L’ottimismo (prudente) di Messina: «Colpi di coda di un tempo che non c’è più»
L’ex questore: «Uno zoccolo duro che vuole imporsi»
Sono «i colpi di coda di un tempo che non c’è più», dice l’ex questore di Torino Francesco Messina, parlando degli ultimi episodi che hanno scosso la città, tra proiettili spediti a un giudice, manifesti di minaccia con le foto di rappresentanti delle istituzioni e il volto di Alberto Cirio nello scatto di Aldo Moro, prigioniero delle Brigate Rosse. Gesti «gravi e pericolosi», aggiunge, «ma abbiamo gli anticorpi per poter essere ottimisti». Da responsabile della Direzione centrale anticrimine della Polizia — pur non seguendo in prima persona le indagini — ragiona da investigatore e da buon conoscitore dell’universo antagonista di Torino. Appena arrivato in città, lei disse: «Certe volte, mi sembra di vivere negli anni Ottanta». Perché?

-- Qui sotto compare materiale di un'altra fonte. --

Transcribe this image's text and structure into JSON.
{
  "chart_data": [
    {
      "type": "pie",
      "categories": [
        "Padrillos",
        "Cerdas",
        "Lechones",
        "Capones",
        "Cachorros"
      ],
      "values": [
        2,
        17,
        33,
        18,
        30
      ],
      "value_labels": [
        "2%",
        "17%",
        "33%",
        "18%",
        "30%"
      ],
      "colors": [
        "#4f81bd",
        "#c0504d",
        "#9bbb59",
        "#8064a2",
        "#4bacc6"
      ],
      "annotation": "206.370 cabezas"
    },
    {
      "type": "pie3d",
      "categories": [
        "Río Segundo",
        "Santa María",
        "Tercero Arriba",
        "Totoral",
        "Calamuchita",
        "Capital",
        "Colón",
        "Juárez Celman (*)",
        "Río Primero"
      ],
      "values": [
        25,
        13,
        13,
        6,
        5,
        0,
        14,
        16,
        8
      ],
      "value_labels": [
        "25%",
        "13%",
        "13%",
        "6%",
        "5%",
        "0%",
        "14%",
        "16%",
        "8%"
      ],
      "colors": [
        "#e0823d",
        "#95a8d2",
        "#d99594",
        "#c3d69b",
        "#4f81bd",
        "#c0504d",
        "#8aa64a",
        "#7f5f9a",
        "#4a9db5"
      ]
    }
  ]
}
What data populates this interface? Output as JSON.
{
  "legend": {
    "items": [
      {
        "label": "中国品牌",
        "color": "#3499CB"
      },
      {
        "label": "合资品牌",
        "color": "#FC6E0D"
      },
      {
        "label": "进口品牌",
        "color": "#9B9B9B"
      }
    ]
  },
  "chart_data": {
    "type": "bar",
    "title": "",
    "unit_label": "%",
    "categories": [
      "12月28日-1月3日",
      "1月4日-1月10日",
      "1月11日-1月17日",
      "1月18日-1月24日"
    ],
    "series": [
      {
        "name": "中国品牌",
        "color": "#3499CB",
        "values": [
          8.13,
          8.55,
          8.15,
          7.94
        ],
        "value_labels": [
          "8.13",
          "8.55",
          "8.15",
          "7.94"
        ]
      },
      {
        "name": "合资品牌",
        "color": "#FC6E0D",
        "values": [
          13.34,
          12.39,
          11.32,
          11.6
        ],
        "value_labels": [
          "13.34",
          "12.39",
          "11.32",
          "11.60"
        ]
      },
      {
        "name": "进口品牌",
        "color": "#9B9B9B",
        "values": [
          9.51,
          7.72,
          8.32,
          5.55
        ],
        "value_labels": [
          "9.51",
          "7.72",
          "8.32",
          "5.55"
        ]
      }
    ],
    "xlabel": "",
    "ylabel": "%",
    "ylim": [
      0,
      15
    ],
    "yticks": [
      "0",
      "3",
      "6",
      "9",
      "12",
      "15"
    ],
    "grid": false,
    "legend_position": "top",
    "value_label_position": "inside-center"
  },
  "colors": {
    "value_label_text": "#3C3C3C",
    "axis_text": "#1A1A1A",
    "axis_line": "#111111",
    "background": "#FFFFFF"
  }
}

«Mi riferivo a dinamiche quasi anacronistiche, tipo i centri sociali. Fermenti di questo tipo, in altre realtà li avevano elaborati e superati». Quei manifesti ci hanno riportato indietro?
«Ma no, Torino è cambiata e ora è una città troppo avanzata per permettersi certe cose». Quindi, di cosa si tratta?
«Di gesti assurdi che confermano l’esistenza di piccole aree che fanno fatica a cambiare la prospettiva della protesta». «Assurdi»: ma anche pericolosi?
«Certo, e da non sottovalutare. Ma sono ottimista, perché c’è una polizia giudiziaria che sa cosa fare e una Procura
che ha il know-how per affrontare questi problemi». Quando è cambiata Torino?
«La chiusura dell’asilo occupato è stata la svolta. Insieme a una presenza dello Stato che da attendista si era fatta operativa: dalla gestione della deriva anarco-insurrezionalista a quella delle manifestazioni in piazza». Però i manifesti qualcuno li ha appiccicati.
«C’è uno zoccolo duro che fatica ad adeguarsi. Qualcuno,
più adulto, che cerca di imporre una strategia, in certi ambiti: è una questione di gestione del potere». Le micce sono sempre pericolose, no?
«Sì, ma hanno avuto bisogno di un humus che non esiste più. Anche grazie a un’azione investigativa e di gestione dell’ordine pubblico che sa separare le frange più estreme da chi va in piazza solo per manifestare». Quale è il rischio?
«I colpi di coda di alcuni residui ideologici, e di un tempo che non esiste più».